Ford Motor Company is rolling out a new driver-assist system that can reduce the severity of or even eliminate some frontal collisions involving vehicles and pedestrians.
Pre-Collision Assist with Pedestrian Detection uses radar and camera technology to scan the roadway ahead and, if a collision risk with a vehicle or pedestrian is detected, provides a warning to the driver. If the driver does not respond in time, the system can automatically apply up to full braking force to help reduce the severity of or even eliminate some frontal collisions. Pre-Collision Assist may help drivers avoid rear end collisions with other vehicles at all speeds, while Pedestrian Detection can help the driver avoid pedestrians at lower speeds – both may reduce the severity of forward collisions or even prevent certain forward collisions.
Pre-Collision Assist with Pedestrian Detection will debut as available technology on the 2015 Ford Mondeo on sale in Europe this year. It will then roll out to other Ford and Lincoln products around the world.
While the new system may be especially helpful in unexpected situations, it does not replace the driver and has limitations including nighttime, low and harsh lighting conditions, vehicles moving in a different direction and certain weather conditions.
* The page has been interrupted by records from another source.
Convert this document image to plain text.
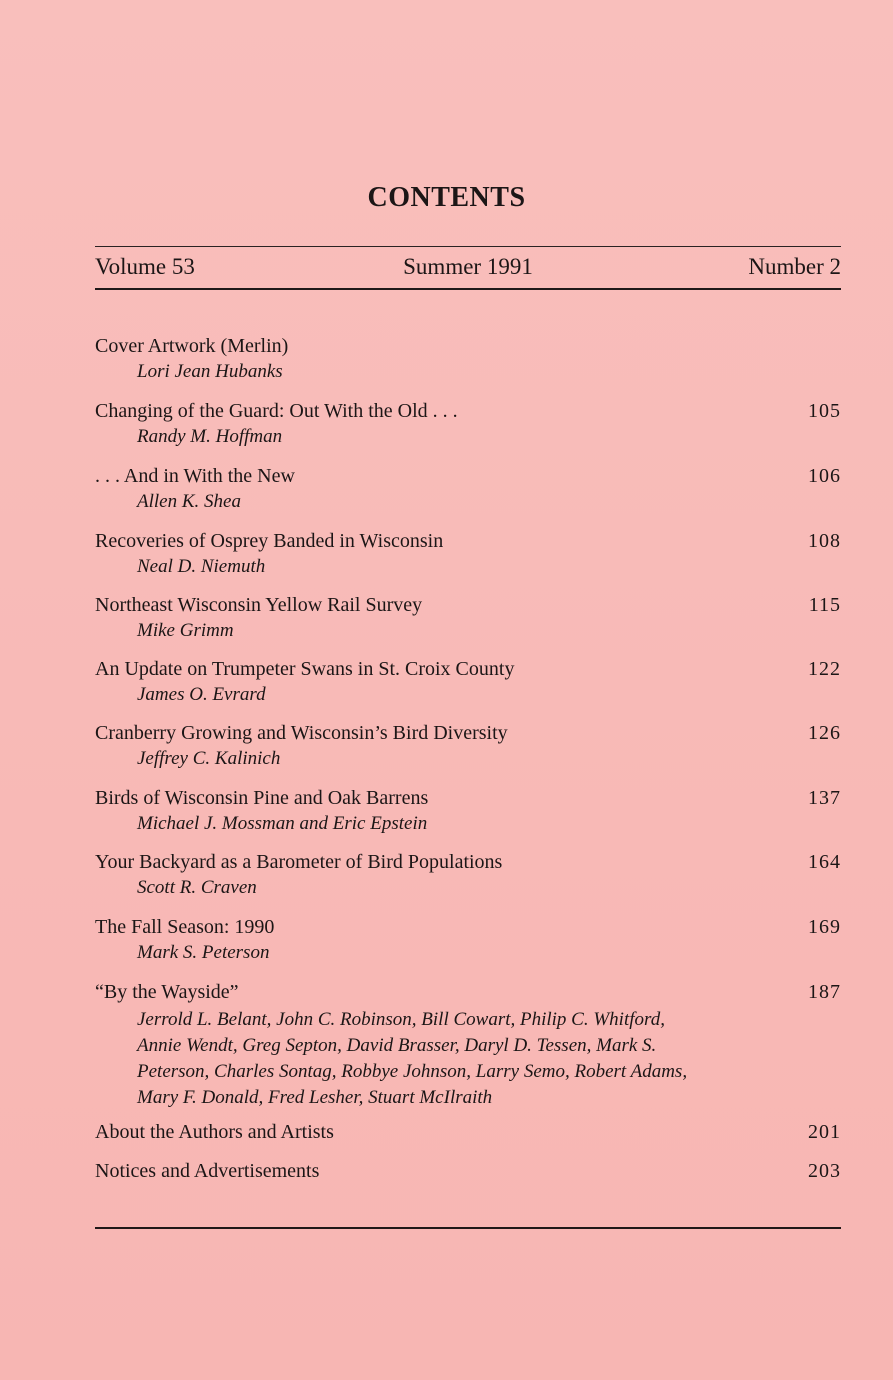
CONTENTS
Volume 53	Summer 1991	Number 2
Cover Artwork (Merlin)
Lori Jean Hubanks
Changing of the Guard: Out With the Old . . .	105
Randy M. Hoffman
. . . And in With the New	106
Allen K. Shea
Recoveries of Osprey Banded in Wisconsin	108
Neal D. Niemuth
Northeast Wisconsin Yellow Rail Survey	115
Mike Grimm
An Update on Trumpeter Swans in St. Croix County	122
James O. Evrard
Cranberry Growing and Wisconsin’s Bird Diversity	126
Jeffrey C. Kalinich
Birds of Wisconsin Pine and Oak Barrens	137
Michael J. Mossman and Eric Epstein
Your Backyard as a Barometer of Bird Populations	164
Scott R. Craven
The Fall Season: 1990	169
Mark S. Peterson
“By the Wayside”	187
Jerrold L. Belant, John C. Robinson, Bill Cowart, Philip C. Whitford,
Annie Wendt, Greg Septon, David Brasser, Daryl D. Tessen, Mark S.
Peterson, Charles Sontag, Robbye Johnson, Larry Semo, Robert Adams,
Mary F. Donald, Fred Lesher, Stuart McIlraith
About the Authors and Artists	201
Notices and Advertisements	203
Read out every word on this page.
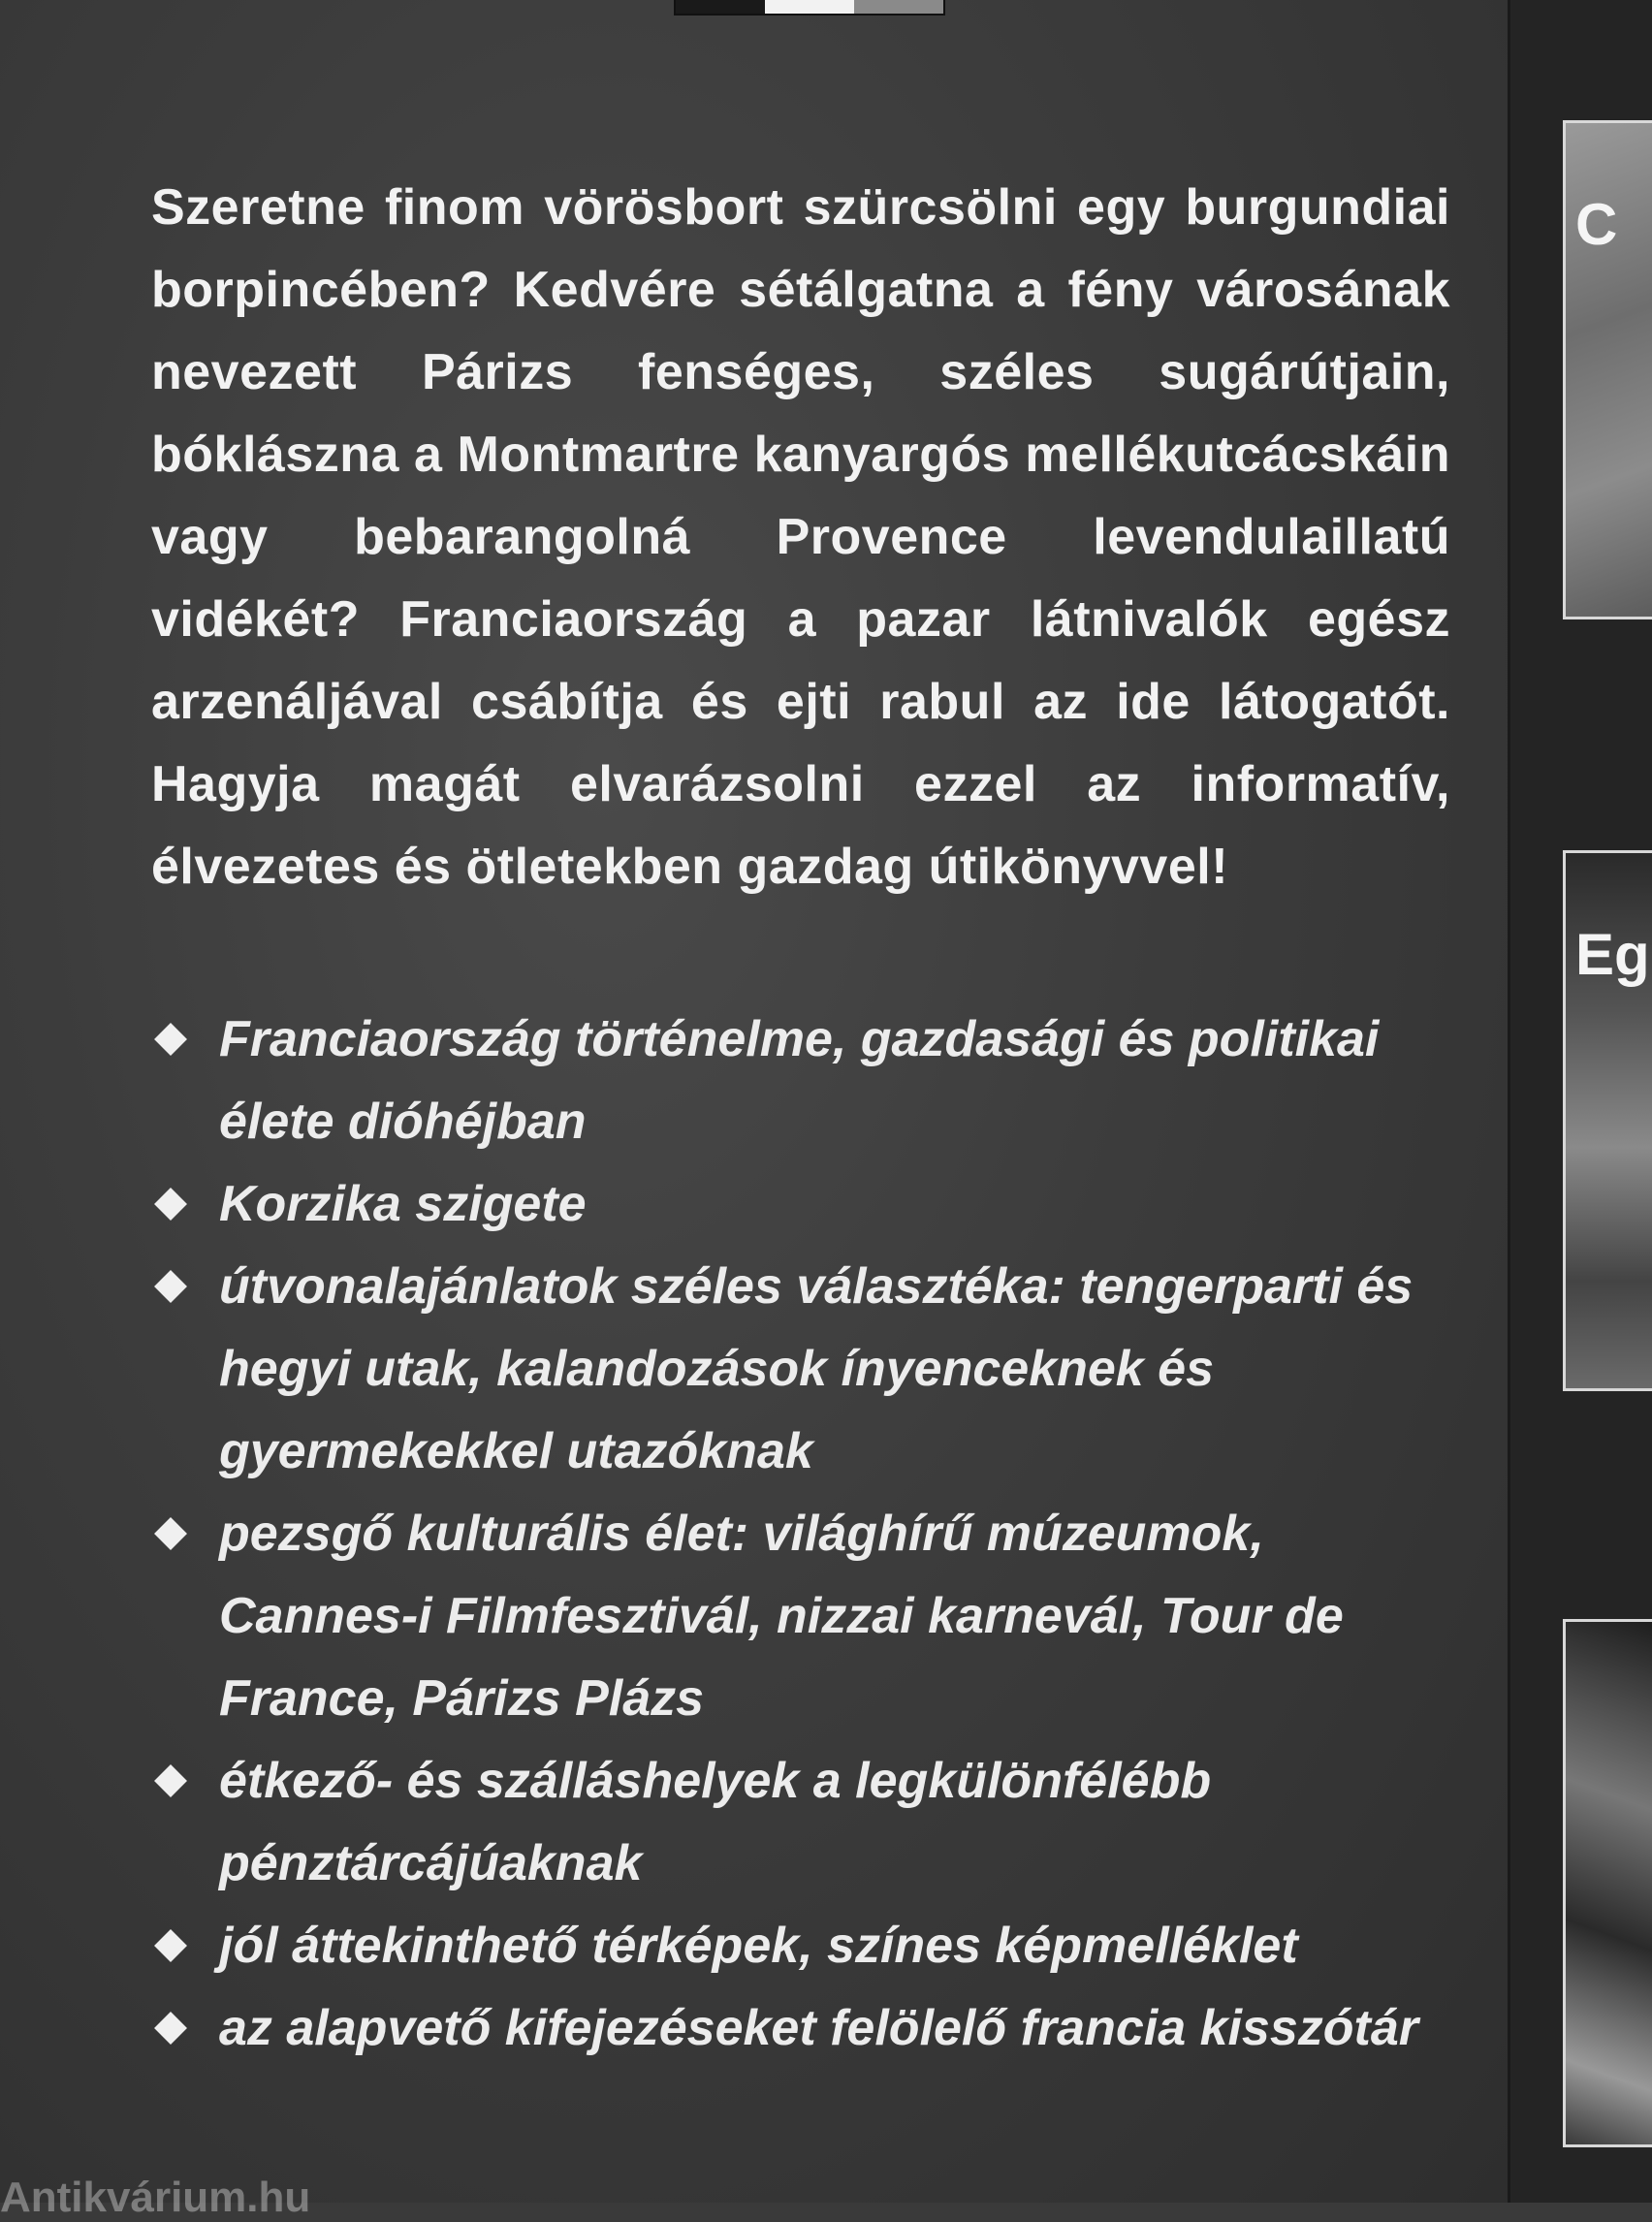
Szeretne finom vörösbort szürcsölni egy burgundiai borpincében? Kedvére sétálgatna a fény városának nevezett Párizs fenséges, széles sugárútjain, bóklászna a Montmartre kanyargós mellékutcácskáin vagy bebarangolná Provence levendulaillatú vidékét? Franciaország a pazar látnivalók egész arzenáljával csábítja és ejti rabul az ide látogatót. Hagyja magát elvarázsolni ezzel az informatív, élvezetes és ötletekben gazdag útikönyvvel!

Franciaország történelme, gazdasági és politikai élete dióhéjban
Korzika szigete
útvonalajánlatok széles választéka: tengerparti és hegyi utak, kalandozások ínyenceknek és gyermekekkel utazóknak
pezsgő kulturális élet: világhírű múzeumok, Cannes-i Filmfesztivál, nizzai karnevál, Tour de France, Párizs Plázs
étkező- és szálláshelyek a legkülönfélébb pénztárcájúaknak
jól áttekinthető térképek, színes képmelléklet
az alapvető kifejezéseket felölelő francia kisszótár
Antikvárium.hu
C
Eg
In daylight and clear weather conditions, the new technology may detect people in or near the road ahead, or pedestrians crossing the vehicle’s path. If a pedestrian is detected in front of the car and a collision is imminent, the driver first receives an audible and visual warning. Should the driver not respond, the system improves brake responsiveness by reducing the gap between brake pads and discs. If there is still no response from the driver, the brakes are applied automatically and vehicle speed is reduced.
The system processes information collected from a windshield-mounted camera and radar located near the bumper; it then checks the information against a database of pedestrian shapes to help distinguish people from typical roadside scenery and objects.
Ford engineers tested the system on closed test tracks using rigs fitted with manikins to replicate pedestrians. They then spent months refining the technology on roads around the world to test system reliability.